Solution 1 : alpha buffer
Render the ''gaussian mask'' into the alpha buffer without enabling rgb writes, and then render (in a second pass) the ''wall texture'' with the blending glBlendFunc(GL_DST_ALPHA, GL_ONE_MINUS_DST_ALPHA).

Advantages :
- works on all OpenGL implementations (at least in theory)

Disadvantages :
- your driver have to be able to allocate an alpha buffer (some old cards can''t)
- you can''t use the alpha buffer for other tricks
- you have to clear the alpha buffer if many of those gaussian objects may overlap (and obviously this operation wastes some fillrate)
- since it''s done in two passes, it wastes fillrate
- you need to load your ''gaussian mask'' with GL_INSTENSITY or GL_ALPHA (or GL_RGBA) but not GL_RGB because you write into the alpha buffer


Solution 2 : multitexturing with combine
Activate multitexturing and set the ''wall texture'' in the first texture unit, an set the ''gaussian mask'' in the second texture unit, and combine the textures with a little trick.

Advantages :
- do it in one pass (saves fillrate)
- don''t need to resize the texture(s) and/or merge them

Disadvantages :
- need at least OpenGL1.3, or need OpenGL1.1 with ARB_multitexture and ARB_texture_env_combine extensions supported
- you need to load your ''gaussian mask'' with GL_INSTENSITY or GL_ALPHA (or GL_RGBA) but not GL_RGB because you use the gaussian mask as an alpha component


Solution 3 : single texturing with colors
If your wall quad is splitten into several quads, then you can just use the ''wall texture'' and for each vertex you call glColor4f(1, 1, 1, alpha_component) where alpha_component is a variable that is zero when the vertex is close to the border, and that is one when the vertex is close to the center.

Advantages :
- works on all OpenGL implementations for sure
- you need a single texture
- don''t need to resize the texture(s) and/or merge them

Disadvantages :
- you have to tesselate you quad with a significant number of miniquads otherwise it will look crap
- you can''t use the glColor for some other effect
- you have to force glShadeModel(GL_SMOOTH), ie Gouraud shading (but is it really a problem?)

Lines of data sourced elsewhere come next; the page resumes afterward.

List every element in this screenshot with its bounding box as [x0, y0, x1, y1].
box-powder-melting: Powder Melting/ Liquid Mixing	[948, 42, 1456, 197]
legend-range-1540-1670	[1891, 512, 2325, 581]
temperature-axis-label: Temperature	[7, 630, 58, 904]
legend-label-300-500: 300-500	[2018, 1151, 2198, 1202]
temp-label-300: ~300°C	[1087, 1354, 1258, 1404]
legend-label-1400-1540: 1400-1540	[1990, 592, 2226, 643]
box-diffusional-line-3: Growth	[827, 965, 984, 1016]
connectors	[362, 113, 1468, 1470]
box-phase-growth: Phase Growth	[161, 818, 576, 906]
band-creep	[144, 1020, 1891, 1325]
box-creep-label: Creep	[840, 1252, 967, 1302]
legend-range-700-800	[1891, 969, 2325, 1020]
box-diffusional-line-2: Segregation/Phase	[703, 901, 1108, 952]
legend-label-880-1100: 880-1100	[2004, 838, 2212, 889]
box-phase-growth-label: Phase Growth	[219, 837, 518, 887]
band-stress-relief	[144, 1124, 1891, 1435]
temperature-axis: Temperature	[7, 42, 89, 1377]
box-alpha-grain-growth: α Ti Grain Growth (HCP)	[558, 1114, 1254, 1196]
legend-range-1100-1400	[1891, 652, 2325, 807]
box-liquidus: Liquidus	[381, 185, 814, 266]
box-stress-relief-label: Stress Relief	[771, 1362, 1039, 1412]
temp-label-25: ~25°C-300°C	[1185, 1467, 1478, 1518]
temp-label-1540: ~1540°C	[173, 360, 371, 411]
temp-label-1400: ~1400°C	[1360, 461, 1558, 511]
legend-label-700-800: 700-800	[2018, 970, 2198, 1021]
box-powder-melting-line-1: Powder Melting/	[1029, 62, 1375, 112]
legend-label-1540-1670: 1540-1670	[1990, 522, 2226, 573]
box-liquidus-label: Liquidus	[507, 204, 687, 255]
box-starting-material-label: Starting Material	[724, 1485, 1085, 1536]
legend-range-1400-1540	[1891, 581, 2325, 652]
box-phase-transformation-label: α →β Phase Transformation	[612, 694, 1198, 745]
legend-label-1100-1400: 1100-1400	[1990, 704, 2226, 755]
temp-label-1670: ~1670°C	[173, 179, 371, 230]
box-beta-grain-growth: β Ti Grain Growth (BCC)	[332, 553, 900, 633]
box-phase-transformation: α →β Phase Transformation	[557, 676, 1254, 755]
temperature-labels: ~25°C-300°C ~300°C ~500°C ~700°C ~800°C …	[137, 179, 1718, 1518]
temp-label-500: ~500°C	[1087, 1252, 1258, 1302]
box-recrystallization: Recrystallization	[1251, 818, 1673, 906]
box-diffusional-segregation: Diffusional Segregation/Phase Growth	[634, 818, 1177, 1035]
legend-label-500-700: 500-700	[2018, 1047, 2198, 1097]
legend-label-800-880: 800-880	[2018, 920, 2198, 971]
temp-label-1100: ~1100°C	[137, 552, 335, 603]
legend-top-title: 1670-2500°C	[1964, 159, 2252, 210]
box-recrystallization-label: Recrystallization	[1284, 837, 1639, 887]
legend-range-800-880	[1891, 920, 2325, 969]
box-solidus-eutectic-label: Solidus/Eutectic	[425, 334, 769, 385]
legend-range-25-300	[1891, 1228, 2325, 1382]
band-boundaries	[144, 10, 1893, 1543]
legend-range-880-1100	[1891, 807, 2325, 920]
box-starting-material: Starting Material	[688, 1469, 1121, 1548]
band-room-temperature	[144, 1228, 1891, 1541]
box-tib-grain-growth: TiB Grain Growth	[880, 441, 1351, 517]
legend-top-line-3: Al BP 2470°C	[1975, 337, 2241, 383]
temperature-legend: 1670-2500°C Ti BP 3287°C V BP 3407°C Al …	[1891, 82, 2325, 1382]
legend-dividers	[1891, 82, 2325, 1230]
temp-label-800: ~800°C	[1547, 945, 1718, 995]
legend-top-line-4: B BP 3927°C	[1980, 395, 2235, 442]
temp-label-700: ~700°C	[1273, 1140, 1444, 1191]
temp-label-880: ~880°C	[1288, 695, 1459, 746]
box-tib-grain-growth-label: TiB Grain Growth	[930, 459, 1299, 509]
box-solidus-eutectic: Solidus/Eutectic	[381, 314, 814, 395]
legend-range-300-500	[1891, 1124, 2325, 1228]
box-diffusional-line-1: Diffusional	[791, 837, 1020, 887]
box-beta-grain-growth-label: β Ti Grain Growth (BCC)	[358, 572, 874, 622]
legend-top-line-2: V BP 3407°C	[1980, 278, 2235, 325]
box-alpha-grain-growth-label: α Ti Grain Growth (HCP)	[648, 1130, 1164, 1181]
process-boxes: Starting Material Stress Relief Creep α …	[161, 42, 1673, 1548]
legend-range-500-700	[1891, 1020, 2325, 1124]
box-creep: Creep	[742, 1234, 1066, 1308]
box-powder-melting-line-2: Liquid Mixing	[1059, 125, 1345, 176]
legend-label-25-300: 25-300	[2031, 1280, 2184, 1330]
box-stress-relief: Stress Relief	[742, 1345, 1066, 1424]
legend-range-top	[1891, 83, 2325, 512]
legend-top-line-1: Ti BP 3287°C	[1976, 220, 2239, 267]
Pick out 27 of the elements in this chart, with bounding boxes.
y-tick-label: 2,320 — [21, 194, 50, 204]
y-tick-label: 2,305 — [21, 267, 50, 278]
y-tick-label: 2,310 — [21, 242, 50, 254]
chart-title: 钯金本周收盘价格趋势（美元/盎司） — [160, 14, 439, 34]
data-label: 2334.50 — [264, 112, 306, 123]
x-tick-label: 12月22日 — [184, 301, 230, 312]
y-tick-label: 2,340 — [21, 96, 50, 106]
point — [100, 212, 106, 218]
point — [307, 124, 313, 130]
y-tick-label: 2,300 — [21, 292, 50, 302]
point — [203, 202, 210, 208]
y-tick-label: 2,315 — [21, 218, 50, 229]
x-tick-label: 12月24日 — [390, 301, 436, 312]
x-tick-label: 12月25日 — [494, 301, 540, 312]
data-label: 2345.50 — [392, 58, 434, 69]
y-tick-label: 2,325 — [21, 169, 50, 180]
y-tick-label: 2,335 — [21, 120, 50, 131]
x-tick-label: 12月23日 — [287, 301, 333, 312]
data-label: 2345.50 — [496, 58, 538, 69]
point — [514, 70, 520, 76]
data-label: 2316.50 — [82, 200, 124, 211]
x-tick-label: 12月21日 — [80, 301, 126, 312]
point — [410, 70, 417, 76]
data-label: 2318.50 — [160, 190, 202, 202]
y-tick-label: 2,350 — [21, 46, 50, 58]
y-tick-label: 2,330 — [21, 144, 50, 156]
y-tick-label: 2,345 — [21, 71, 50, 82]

Solution 4 : build an RGBA texture
Build your own texture so that the ''wall texture'' fill the RGB components of the texture and so that the ''gaussian mask'' fills the Alpha component

Advantages :
- works on all OpenGL implementations
- you need a single texture

Disadvantages :
- you need some pre-processing when the texture is loaded
- you may have to resize one of the two textures because they must have the same dimensions when you merge them



Choose whatever you want, or maybe choose another !
Anyway, please ask for implementation details when you feel like you''re going to use one (or more) of these methods.


Personaly I would use solution #2, and at runtime I would test if the OpenGL features are supported (eg test if OpenGL version is greater or equal than 1.3), and if the features are not supported I would use solution #4 as a backdoor.